Thursday 19th May 2016
Professor John McLachlan, Durham University
Done to death: the use of the living body in anatomy teaching
The preserved cadaver is the canonical text we expect medical students to read anatomy from. It represents a rite of passage, invested with cultural meaning far beyond its information content. But in real clinical contexts, doctors encounter the living body itself.
The project Professor McLachlan described, promotes the iconoclastic view that anatomy learning should be through the living body, using peer examination and living models, medical imaging and art. It can be argued that this both brings benefits and avoids some kinds of harms. The implications of such experiences are wider, however, than across medical teaching, or even across health professional teaching. Many innovative teachers may find themselves in the uncomfortable position of challenging the cultural norms of their subject, and our experiences may illustrate both the pitfalls and rewards of such teaching.

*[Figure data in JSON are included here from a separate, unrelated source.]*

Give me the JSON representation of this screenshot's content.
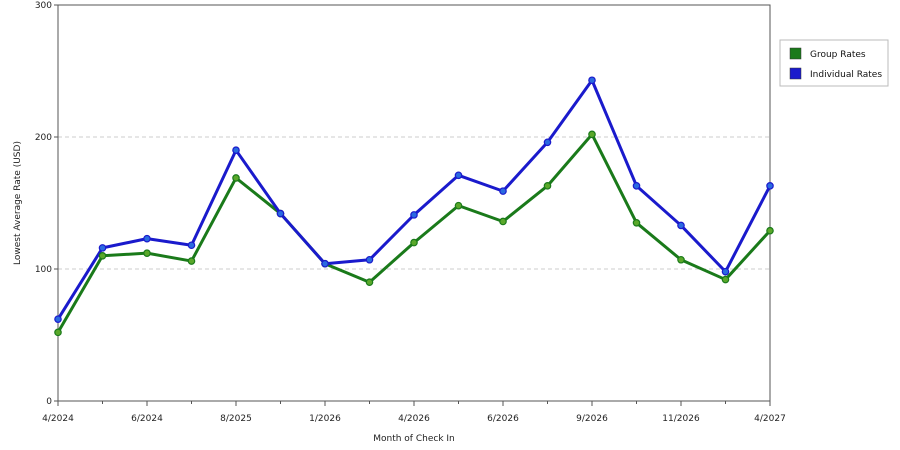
{
  "chart_data": {
    "type": "line",
    "title": "",
    "xlabel": "Month of Check In",
    "ylabel": "Lowest Average Rate (USD)",
    "ylim": [
      0,
      300
    ],
    "yticks": [
      "0",
      "100",
      "200",
      "300"
    ],
    "grid": true,
    "legend_position": "right",
    "x_count": 17,
    "x_tick_labels": [
      {
        "index": 0,
        "label": "4/2024"
      },
      {
        "index": 2,
        "label": "6/2024"
      },
      {
        "index": 4,
        "label": "8/2025"
      },
      {
        "index": 6,
        "label": "1/2026"
      },
      {
        "index": 8,
        "label": "4/2026"
      },
      {
        "index": 10,
        "label": "6/2026"
      },
      {
        "index": 12,
        "label": "9/2026"
      },
      {
        "index": 14,
        "label": "11/2026"
      },
      {
        "index": 16,
        "label": "4/2027"
      }
    ],
    "series": [
      {
        "name": "Group Rates",
        "color": "#1a7a1a",
        "marker_color": "#5aa82a",
        "values": [
          52,
          110,
          112,
          106,
          169,
          142,
          104,
          90,
          120,
          148,
          136,
          163,
          202,
          135,
          107,
          92,
          129
        ]
      },
      {
        "name": "Individual Rates",
        "color": "#1a1acc",
        "marker_color": "#2a6ae0",
        "values": [
          62,
          116,
          123,
          118,
          190,
          142,
          104,
          107,
          141,
          171,
          159,
          196,
          243,
          163,
          133,
          98,
          163
        ]
      }
    ]
  }
}
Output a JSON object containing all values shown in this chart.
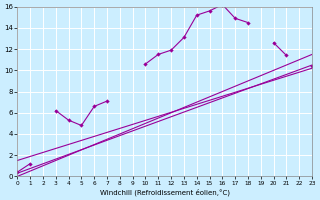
{
  "xlabel": "Windchill (Refroidissement éolien,°C)",
  "line_color": "#990099",
  "bg_color": "#cceeff",
  "grid_color": "#ffffff",
  "xlim": [
    0,
    23
  ],
  "ylim": [
    0,
    16
  ],
  "xticks": [
    0,
    1,
    2,
    3,
    4,
    5,
    6,
    7,
    8,
    9,
    10,
    11,
    12,
    13,
    14,
    15,
    16,
    17,
    18,
    19,
    20,
    21,
    22,
    23
  ],
  "yticks": [
    0,
    2,
    4,
    6,
    8,
    10,
    12,
    14,
    16
  ],
  "line1_x": [
    0,
    1,
    2,
    3,
    4,
    5,
    6,
    7,
    8,
    9,
    10,
    11,
    12,
    13,
    14,
    15,
    16,
    17,
    18,
    19,
    20,
    21,
    22,
    23
  ],
  "line1_y": [
    0.4,
    1.2,
    null,
    6.2,
    5.3,
    4.8,
    6.6,
    7.1,
    null,
    null,
    10.6,
    11.5,
    11.9,
    13.1,
    15.2,
    15.6,
    16.2,
    14.9,
    14.5,
    null,
    12.6,
    11.4,
    null,
    10.4
  ],
  "line2_x": [
    0,
    23
  ],
  "line2_y": [
    0.3,
    10.5
  ],
  "line3_x": [
    0,
    23
  ],
  "line3_y": [
    0.0,
    11.5
  ],
  "line4_x": [
    0,
    23
  ],
  "line4_y": [
    1.5,
    10.2
  ]
}
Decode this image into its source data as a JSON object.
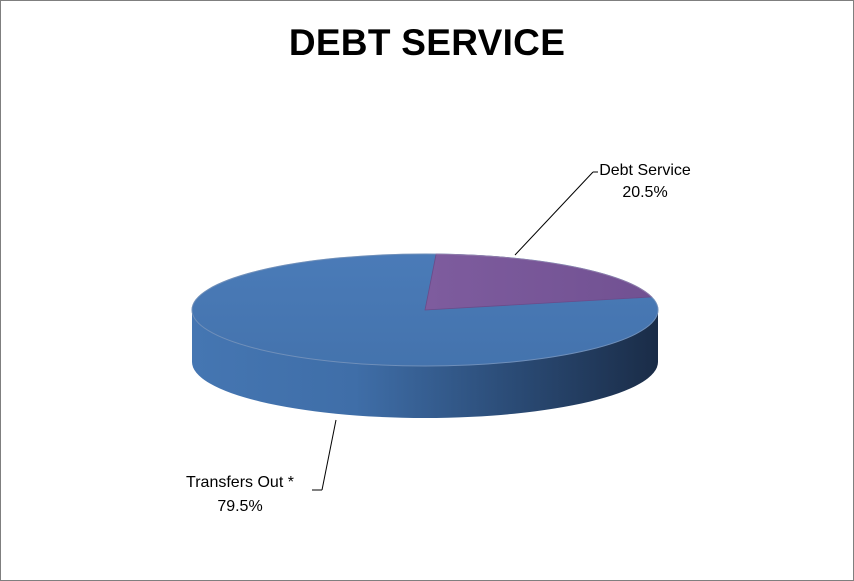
{
  "chart_data": {
    "type": "pie",
    "title": "DEBT SERVICE",
    "slices": [
      {
        "name": "Transfers Out *",
        "value": 79.5,
        "label_pct": "79.5%",
        "color": "#4a7ab5"
      },
      {
        "name": "Debt Service",
        "value": 20.5,
        "label_pct": "20.5%",
        "color": "#7b5a9a"
      }
    ],
    "style": "3d"
  }
}
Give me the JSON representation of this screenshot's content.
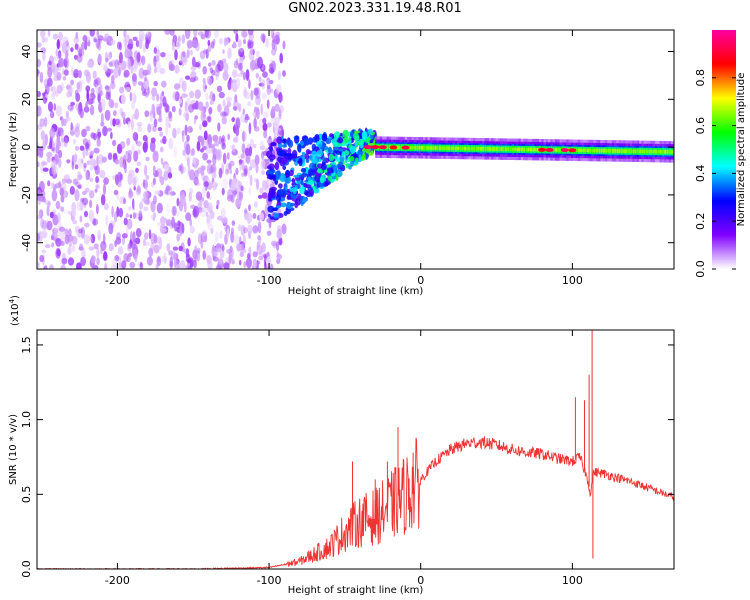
{
  "title": "GN02.2023.331.19.48.R01",
  "chart_data": [
    {
      "type": "heatmap",
      "xlabel": "Height of straight line (km)",
      "ylabel": "Frequency (Hz)",
      "xlim": [
        -253,
        167
      ],
      "ylim": [
        -51,
        49
      ],
      "x_ticks": [
        -200,
        -100,
        0,
        100
      ],
      "y_ticks": [
        -40,
        -20,
        0,
        20,
        40
      ],
      "colorbar": {
        "label": "Normalized spectral amplitude",
        "range": [
          0,
          1
        ],
        "ticks": [
          0.0,
          0.2,
          0.4,
          0.6,
          0.8
        ],
        "tick_labels": [
          "0.0",
          "0.2",
          "0.4",
          "0.6",
          "0.8"
        ],
        "colors": [
          "#ffffff",
          "#8000ff",
          "#0000ff",
          "#00ffff",
          "#00ff00",
          "#ffff00",
          "#ff0000",
          "#ff00a0"
        ]
      },
      "regions": [
        {
          "name": "noise",
          "x_range": [
            -253,
            -90
          ],
          "freq_range": [
            -51,
            49
          ],
          "amplitude": [
            0.02,
            0.12
          ]
        },
        {
          "name": "transition",
          "x_range": [
            -100,
            -30
          ],
          "center_freq": [
            -15,
            3
          ],
          "amplitude": [
            0.1,
            0.9
          ]
        },
        {
          "name": "carrier",
          "x_range": [
            -30,
            167
          ],
          "center_freq": [
            0,
            -2
          ],
          "amplitude": [
            0.45,
            1.0
          ]
        }
      ]
    },
    {
      "type": "line",
      "xlabel": "Height of straight line (km)",
      "ylabel": "SNR (10 * v/v)",
      "y_multiplier": "(x10",
      "y_multiplier_exp": "4",
      "xlim": [
        -253,
        167
      ],
      "ylim": [
        0,
        1.6
      ],
      "x_ticks": [
        -200,
        -100,
        0,
        100
      ],
      "y_ticks": [
        0.0,
        0.5,
        1.0,
        1.5
      ],
      "y_tick_labels": [
        "0.0",
        "0.5",
        "1.0",
        "1.5"
      ],
      "line_color": "#ee3333",
      "series": [
        {
          "x": [
            -253,
            -200,
            -150,
            -100,
            -80,
            -60,
            -50,
            -40,
            -30,
            -20,
            -10,
            0,
            10,
            20,
            30,
            40,
            50,
            60,
            70,
            80,
            90,
            100,
            105,
            110,
            112,
            114,
            120,
            140,
            167
          ],
          "values": [
            0.0,
            0.0,
            0.0,
            0.01,
            0.05,
            0.15,
            0.25,
            0.32,
            0.35,
            0.42,
            0.5,
            0.6,
            0.72,
            0.8,
            0.84,
            0.85,
            0.83,
            0.8,
            0.78,
            0.77,
            0.74,
            0.72,
            0.75,
            0.6,
            0.5,
            0.65,
            0.64,
            0.58,
            0.48
          ]
        }
      ],
      "spikes": [
        {
          "x": -45,
          "y": 0.72
        },
        {
          "x": -30,
          "y": 0.6
        },
        {
          "x": -22,
          "y": 0.72
        },
        {
          "x": -15,
          "y": 0.95
        },
        {
          "x": -5,
          "y": 0.78
        },
        {
          "x": 102,
          "y": 1.15
        },
        {
          "x": 108,
          "y": 1.13
        },
        {
          "x": 111,
          "y": 1.3
        },
        {
          "x": 113,
          "y": 1.62
        },
        {
          "x": 113.5,
          "y": 0.07
        }
      ]
    }
  ]
}
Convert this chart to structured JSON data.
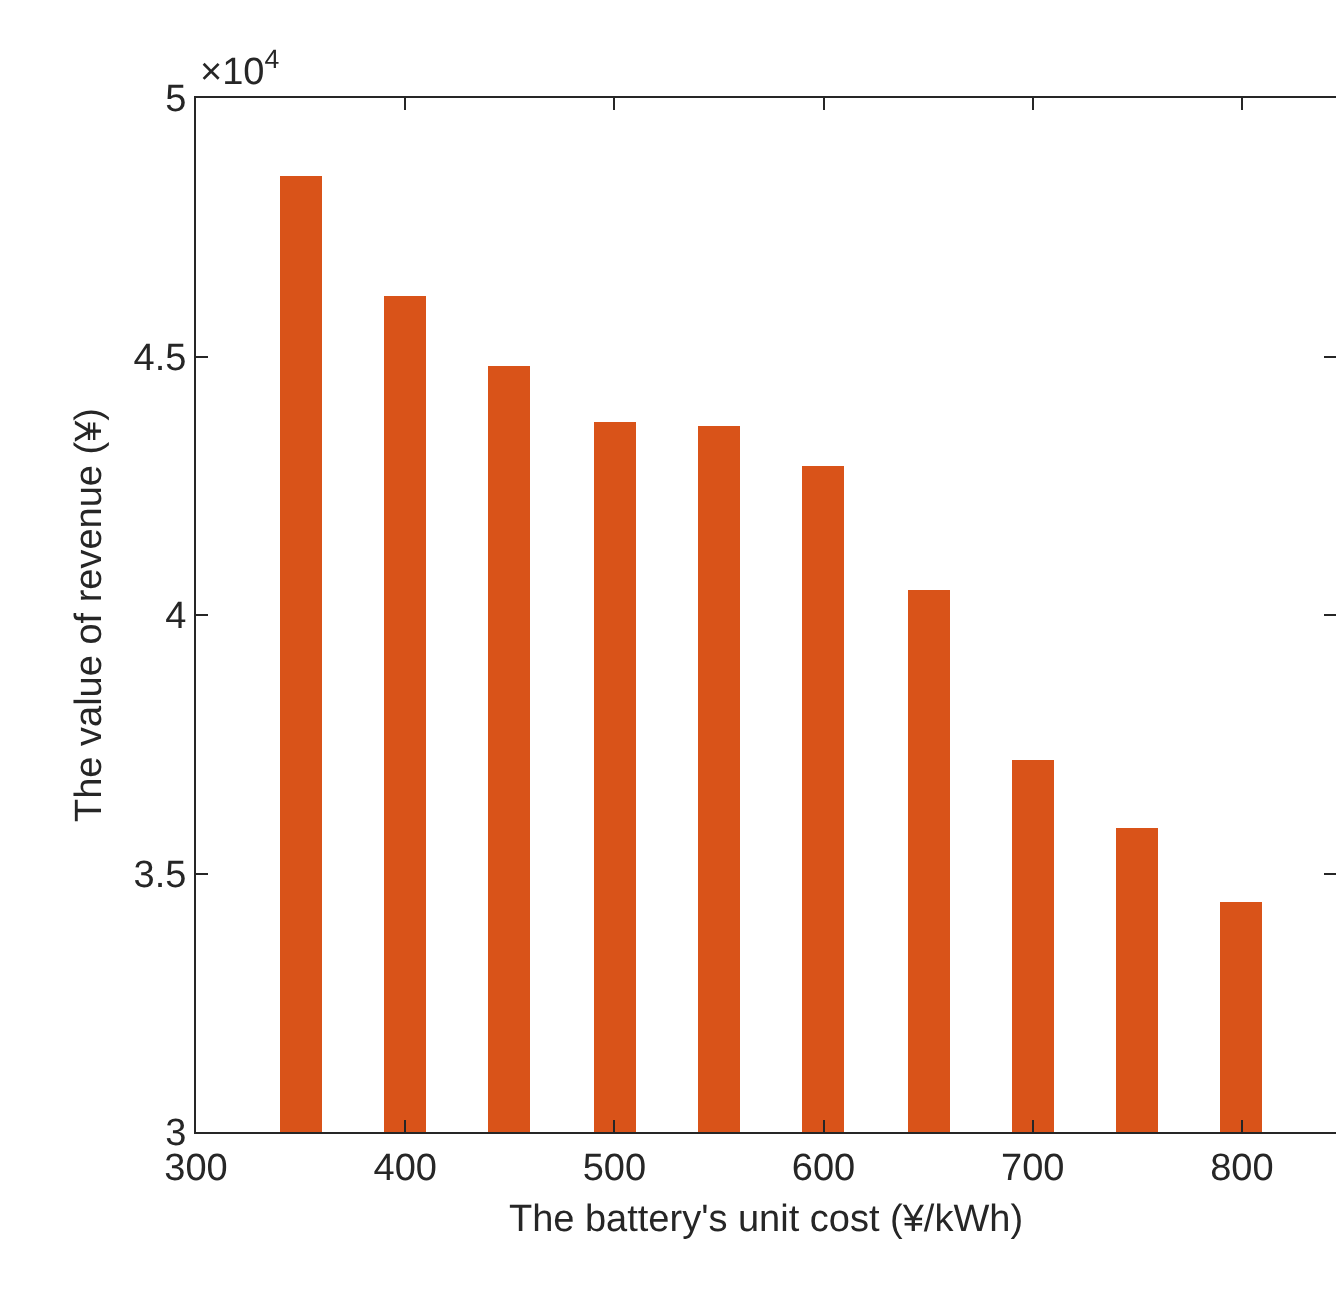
{
  "chart_data": {
    "type": "bar",
    "xlabel": "The battery's unit cost (¥/kWh)",
    "ylabel": "The value of revenue (¥)",
    "x": [
      350,
      400,
      450,
      500,
      550,
      600,
      650,
      700,
      750,
      800
    ],
    "values": [
      4.851,
      4.616,
      4.482,
      4.374,
      4.367,
      4.288,
      4.047,
      3.721,
      3.588,
      3.444
    ],
    "color": "#d95319",
    "xlim": [
      300,
      845
    ],
    "xticks": [
      300,
      400,
      500,
      600,
      700,
      800
    ],
    "ylim": [
      3,
      5
    ],
    "yticks": [
      3,
      3.5,
      4,
      4.5,
      5
    ],
    "annotations": [
      "×10$^{4}$"
    ],
    "grid": false,
    "legend": false
  }
}
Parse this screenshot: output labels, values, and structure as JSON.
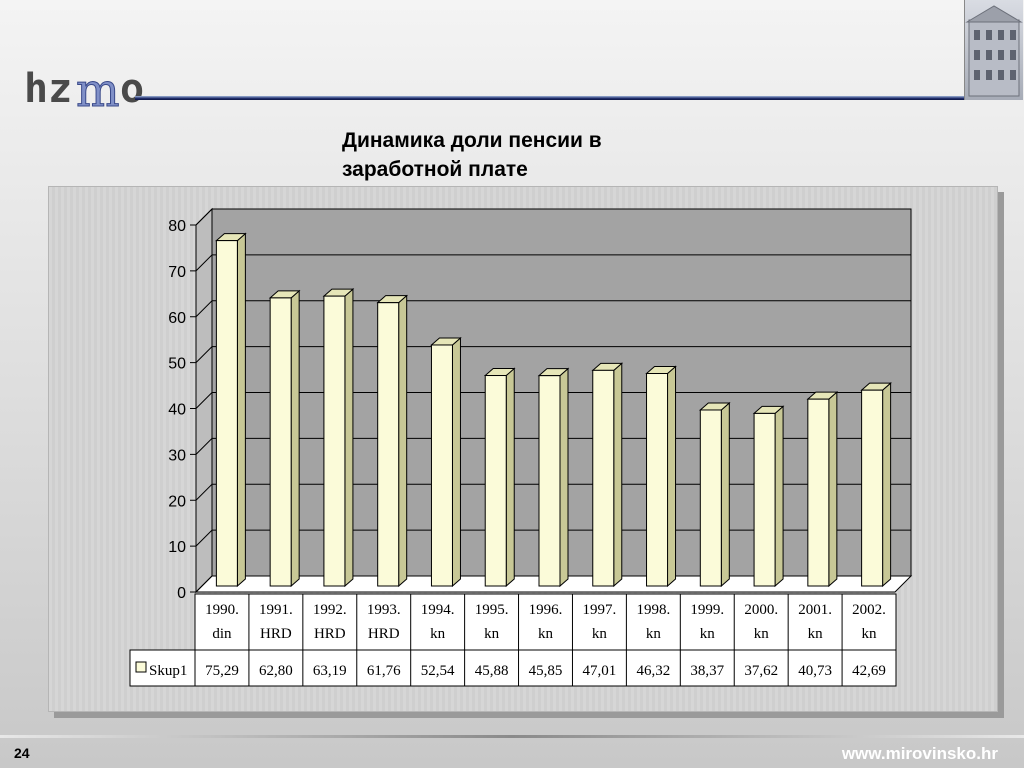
{
  "header": {
    "logo_text": "hzmo",
    "title": "Динамика доли пенсии в заработной плате"
  },
  "chart_data": {
    "type": "bar",
    "title": "Динамика доли пенсии в заработной плате",
    "categories": [
      "1990. din",
      "1991. HRD",
      "1992. HRD",
      "1993. HRD",
      "1994. kn",
      "1995. kn",
      "1996. kn",
      "1997. kn",
      "1998. kn",
      "1999. kn",
      "2000. kn",
      "2001. kn",
      "2002. kn"
    ],
    "category_lines": [
      [
        "1990.",
        "din"
      ],
      [
        "1991.",
        "HRD"
      ],
      [
        "1992.",
        "HRD"
      ],
      [
        "1993.",
        "HRD"
      ],
      [
        "1994.",
        "kn"
      ],
      [
        "1995.",
        "kn"
      ],
      [
        "1996.",
        "kn"
      ],
      [
        "1997.",
        "kn"
      ],
      [
        "1998.",
        "kn"
      ],
      [
        "1999.",
        "kn"
      ],
      [
        "2000.",
        "kn"
      ],
      [
        "2001.",
        "kn"
      ],
      [
        "2002.",
        "kn"
      ]
    ],
    "series": [
      {
        "name": "Skup1",
        "values": [
          75.29,
          62.8,
          63.19,
          61.76,
          52.54,
          45.88,
          45.85,
          47.01,
          46.32,
          38.37,
          37.62,
          40.73,
          42.69
        ],
        "labels": [
          "75,29",
          "62,80",
          "63,19",
          "61,76",
          "52,54",
          "45,88",
          "45,85",
          "47,01",
          "46,32",
          "38,37",
          "37,62",
          "40,73",
          "42,69"
        ]
      }
    ],
    "yticks": [
      "0",
      "10",
      "20",
      "30",
      "40",
      "50",
      "60",
      "70",
      "80"
    ],
    "ylim": [
      0,
      80
    ],
    "grid": true,
    "data_table": true,
    "colors": {
      "bar_front": "#fbfbd9",
      "bar_side": "#c8c896",
      "bar_top": "#e6e6b8",
      "plot_bg": "#a3a3a3",
      "floor": "#ffffff"
    }
  },
  "footer": {
    "slide_number": "24",
    "url": "www.mirovinsko.hr"
  }
}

Professor Jim Parle Director of the Physician Associate (PA) programme and Karen Reynolds from the Interactive Studies Unit
Who are the ACEs and what can they do?
Associate Clinical Educators (ACEs) are essentially non-medical people who have been trained in the medical examination systems and know how those examinations should feel ‘on the receiving end’. They are able to support the clinical teaching the students receive and the students get to practice the examinations on them, receiving real time feedback.
The ACEs are also able to layer these skills with simulation and so a scenario can be created where the ACE is able to simulate appropriate signs and the student can examine the ACE as well as take a history. ACEs are also familiar with the ‘errors’ that both patients and students make and can both simulate the former and correct the latter, again using instant feedback e.g. ‘Press a bit harder and you will be able to feel the colon’.
ACEs work in both teaching and assessment, primarily with our PA students. They also work in Year 4 with our MBChB students at the Royal Orthopaedic Hospital, Birmingham. For this work the ACEs received extra training in orthopaedic conditions from Professor Edward Davis. ACES cover all areas of the clinical examination, including neurology, respiratory, cardiovascular and GI examination as well as intimate examinations such as male rectal, female breast, male genitalia. Lastly we have other female ACEs who are Gynaecological Teaching Associates (GTAs) who have been trained by gynaecologist Miss Shirin Irani; they work with both our MBChB Year 3 students and the PA students.
This session explained a little more about the work of the ACEs and how they are trained. They also demonstrate a ‘hands-on’ simulated clinical scenario.